By cross-actions filed in a suit originally brought by the City of Fort Worth as a tax suit, Mrs. Collins and Mrs. Tucker sued each other in trespass to try title. A non-jury trial resulted in judgment for Mrs. Tucker.
Mrs. Collins appealed.
The trial court filed findings of fact and conclusions of law.
The court found that by deed dated May 2, 1942, Mrs. Collins conveyed to Mrs. Tucker legal title to the south 2 feet of Lot No. 9 and all of Lot No. 10 in Block No. 3 of the Mattison's Addition to the City of Fort Worth in Tarrant County, Texas, which deed was immediately filed for record; said deed was executed by Mrs. Collins in fraud of her creditors and with intent to place such property beyond the reach of her creditors; she executed the deed with intent to convey legal title to Mrs. Tucker; on the same date Mrs. Tucker executed a deed to Mrs. Collins, which deed was not recorded until October, 1957, but the description in said deed was too vague and indefinite to convey any property and was of no force and effect.
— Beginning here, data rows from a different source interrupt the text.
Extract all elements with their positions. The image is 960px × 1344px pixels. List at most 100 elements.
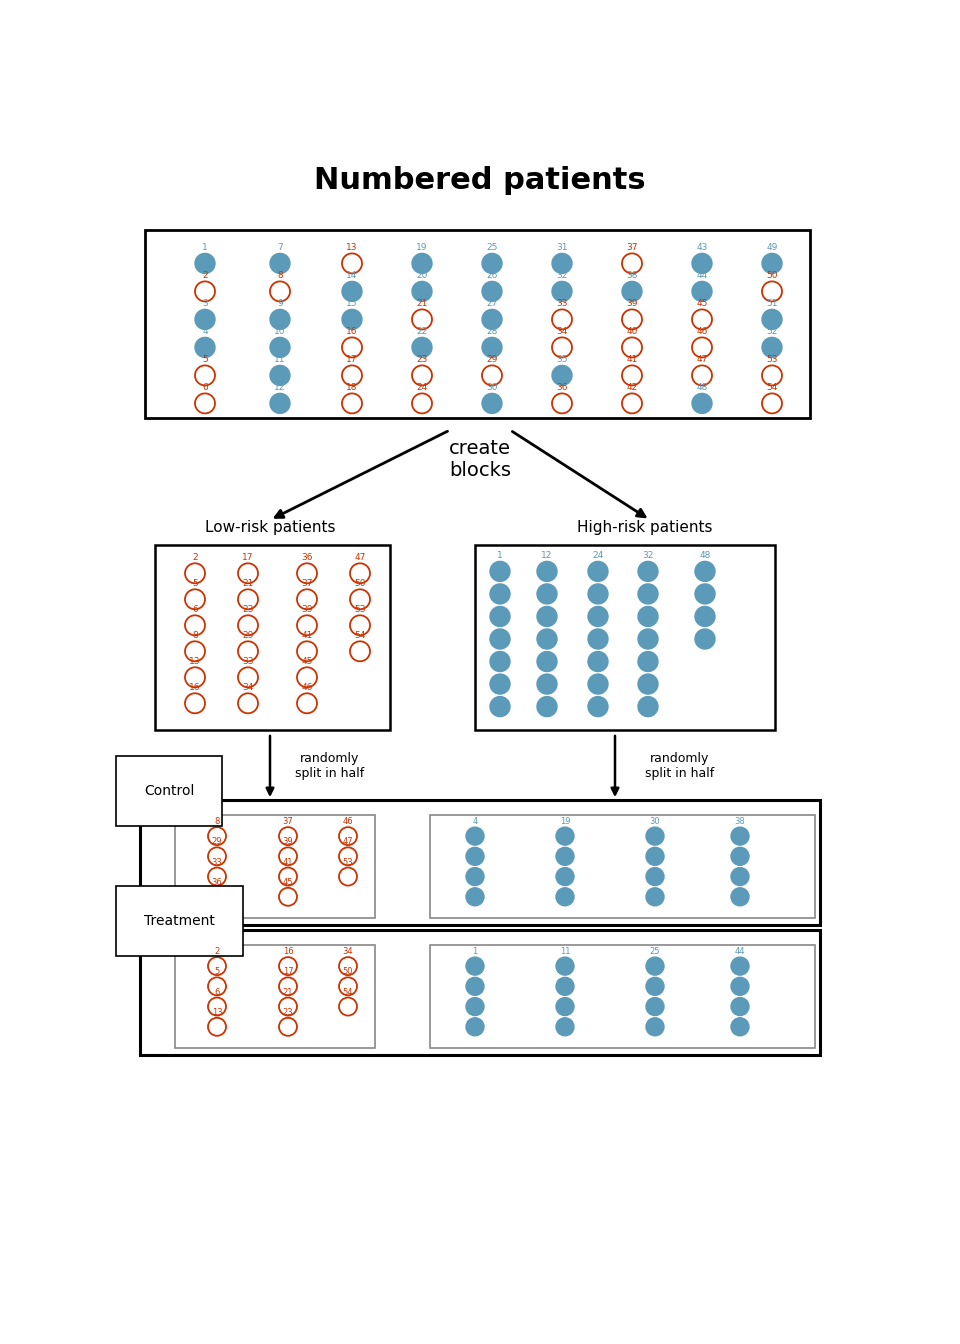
Circle shape <box>490 606 510 626</box>
Text: 9: 9 <box>472 1008 478 1017</box>
Text: 46: 46 <box>696 328 708 336</box>
Circle shape <box>482 337 502 358</box>
Bar <box>155 546 390 730</box>
Circle shape <box>552 366 572 386</box>
Text: 37: 37 <box>626 243 637 253</box>
Circle shape <box>270 337 290 358</box>
Text: 13: 13 <box>347 243 358 253</box>
Circle shape <box>537 562 557 582</box>
Text: 50: 50 <box>766 271 778 281</box>
Circle shape <box>552 281 572 301</box>
Circle shape <box>646 827 664 845</box>
Circle shape <box>762 309 782 329</box>
Text: 28: 28 <box>487 328 497 336</box>
Bar <box>430 814 815 918</box>
Circle shape <box>552 254 572 273</box>
Text: 43: 43 <box>696 243 708 253</box>
Text: 23: 23 <box>242 605 253 614</box>
Text: 2: 2 <box>203 271 207 281</box>
Text: 19: 19 <box>541 641 553 650</box>
Circle shape <box>695 606 715 626</box>
Text: 47: 47 <box>343 837 353 847</box>
Text: 25: 25 <box>487 243 497 253</box>
Circle shape <box>646 847 664 866</box>
Circle shape <box>195 254 215 273</box>
Text: 41: 41 <box>301 632 313 640</box>
Text: 11: 11 <box>560 948 570 956</box>
Text: 25: 25 <box>650 948 660 956</box>
Circle shape <box>646 957 664 976</box>
Text: 39: 39 <box>282 837 294 847</box>
Circle shape <box>556 1017 574 1036</box>
Circle shape <box>195 309 215 329</box>
Text: 40: 40 <box>626 328 637 336</box>
Text: 46: 46 <box>301 683 313 692</box>
Text: 19: 19 <box>417 243 428 253</box>
Circle shape <box>490 675 510 694</box>
Circle shape <box>622 281 642 301</box>
Text: 29: 29 <box>242 632 253 640</box>
Circle shape <box>466 847 484 866</box>
Text: 21: 21 <box>417 300 428 308</box>
Text: 21: 21 <box>242 579 253 589</box>
Circle shape <box>490 629 510 649</box>
Circle shape <box>692 394 712 414</box>
Text: 49: 49 <box>766 243 778 253</box>
Circle shape <box>482 394 502 414</box>
Text: 15: 15 <box>347 300 358 308</box>
Circle shape <box>588 629 608 649</box>
Text: 17: 17 <box>242 554 253 562</box>
Text: 8: 8 <box>192 632 198 640</box>
Text: 20: 20 <box>541 664 553 673</box>
Circle shape <box>537 583 557 603</box>
Text: 27: 27 <box>487 300 497 308</box>
Text: 3: 3 <box>203 300 208 308</box>
Text: 7: 7 <box>277 243 283 253</box>
Text: 13: 13 <box>189 657 201 667</box>
Text: 10: 10 <box>469 837 480 847</box>
Text: 33: 33 <box>242 657 253 667</box>
Text: 52: 52 <box>766 328 778 336</box>
Text: Treatment: Treatment <box>144 914 215 927</box>
Text: 43: 43 <box>734 857 745 867</box>
Text: 31: 31 <box>650 837 660 847</box>
Circle shape <box>466 868 484 886</box>
Text: 32: 32 <box>642 551 654 560</box>
Text: 30: 30 <box>487 383 497 392</box>
Text: 25: 25 <box>592 574 604 583</box>
Text: 15: 15 <box>560 988 570 996</box>
Circle shape <box>537 675 557 694</box>
Text: 24: 24 <box>417 383 427 392</box>
Text: 42: 42 <box>626 383 637 392</box>
Circle shape <box>731 1017 749 1036</box>
Text: 26: 26 <box>592 597 604 605</box>
Circle shape <box>556 868 574 886</box>
Text: 20: 20 <box>560 1008 570 1017</box>
Text: 38: 38 <box>626 271 637 281</box>
Text: 14: 14 <box>541 574 553 583</box>
Text: 8: 8 <box>277 271 283 281</box>
Text: 54: 54 <box>354 632 366 640</box>
Circle shape <box>695 583 715 603</box>
Text: 32: 32 <box>650 857 660 867</box>
Text: 5: 5 <box>192 579 198 589</box>
Text: 43: 43 <box>642 664 654 673</box>
Bar <box>145 230 810 418</box>
Text: 12: 12 <box>560 968 570 976</box>
Text: 20: 20 <box>417 271 428 281</box>
Text: Numbered patients: Numbered patients <box>314 167 646 195</box>
Circle shape <box>731 997 749 1016</box>
Text: 51: 51 <box>734 988 745 996</box>
Text: 1: 1 <box>203 243 208 253</box>
Text: 24: 24 <box>592 551 604 560</box>
Text: 31: 31 <box>592 687 604 696</box>
Bar <box>175 814 375 918</box>
Text: 52: 52 <box>734 1008 745 1017</box>
Circle shape <box>731 977 749 996</box>
Text: 45: 45 <box>301 657 313 667</box>
Text: 37: 37 <box>282 817 294 827</box>
Text: 53: 53 <box>354 605 366 614</box>
Circle shape <box>537 606 557 626</box>
Text: 27: 27 <box>560 878 570 887</box>
Text: 29: 29 <box>487 355 497 364</box>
The court concluded as a matter of law: (1) That legal title to the south 2 feet of Lot 9 and all of Lot 10 in Block 3 of Mattison's Addition to Hi-Mount, an addition to the City of Fort Worth, in Tarrant County, Texas, was in the cross-plaintiff, Madge Tucker; (2) Mrs. Collins was not entitled to reformation of the deed executed by Mrs. Tucker; (3) there was not any evidence introduced which would entitle Mrs. Collins to reformation of such deed as there was no evidence showing what property was meant to be conveyed by such deed, nor that there was any mistake in the preparation of such deed; (4) that judgment should be entered for Mrs. Tucker for title and possession of the property; and (5) that Mrs. Collins should take nothing as against Mrs. Tucker.
Appellant does not challenge the findings of fact but does challenge the conclusion of law that legal title to the property was in appellee, Mrs. Tucker.
In view of the above authority and the cases cited in 20-A Tex.Jur., p. 565, sec. 108, the trial court did not err in finding title in appellee.
In points 1 and 5 appellant contends the court erred in not taking into consideration the law of landlord and tenant and the ten year statute of limitation. Vernon's Ann.Civ.St. art. 5510.
The appellant did not except to the findings of fact filed by the trial court, did not request additional findings of fact and did not object to the failure of the court to make findings on the matters of which she now complains.
Unless the record shows to the contrary, every reasonable presumption will be indulged in favor of the findings and judgment of the trial court and no presumptions will be indulged against the validity of the judgment. 4 Tex.Jur.2d, p. 329, sec. 806. On appeal the court of civil appeals must give effect to the findings as made, with omitted facts, when supported by the evidence, being supplied by presumptions in support of the trial court's rendition. Waters v. Yockey, Tex. Civ.App., 193 S.W.2d 575. The appellant cannot complain of failure to find certain facts when there has been no request for additional findings and no exception to such failure to find. 3 Tex.Jur.2d, p. 445, sec. 167. In effect, appellant is asking the appellate court to presume against the judgment of the trial court, although she did not except to the findings as made by the trial court and did not request any additional findings. The points are overruled.
In points 3 and 4 appellant contends the court erred in concluding as a matter of law that appellant was not entitled to reformation of the deed from appellee to her, and the conclusion that there was no evidence which would entitle her to reformation.
The conclusions of law of which complaint is made were based on the court's findings of fact, which she does not challenge. Furthermore, appellant does not set out any reason which would require conclusions other than those reached by the trial court. In our opinion the conclusions correctly stated the law as applied to the facts found by the court.
The judgment of the trial court is affirmed.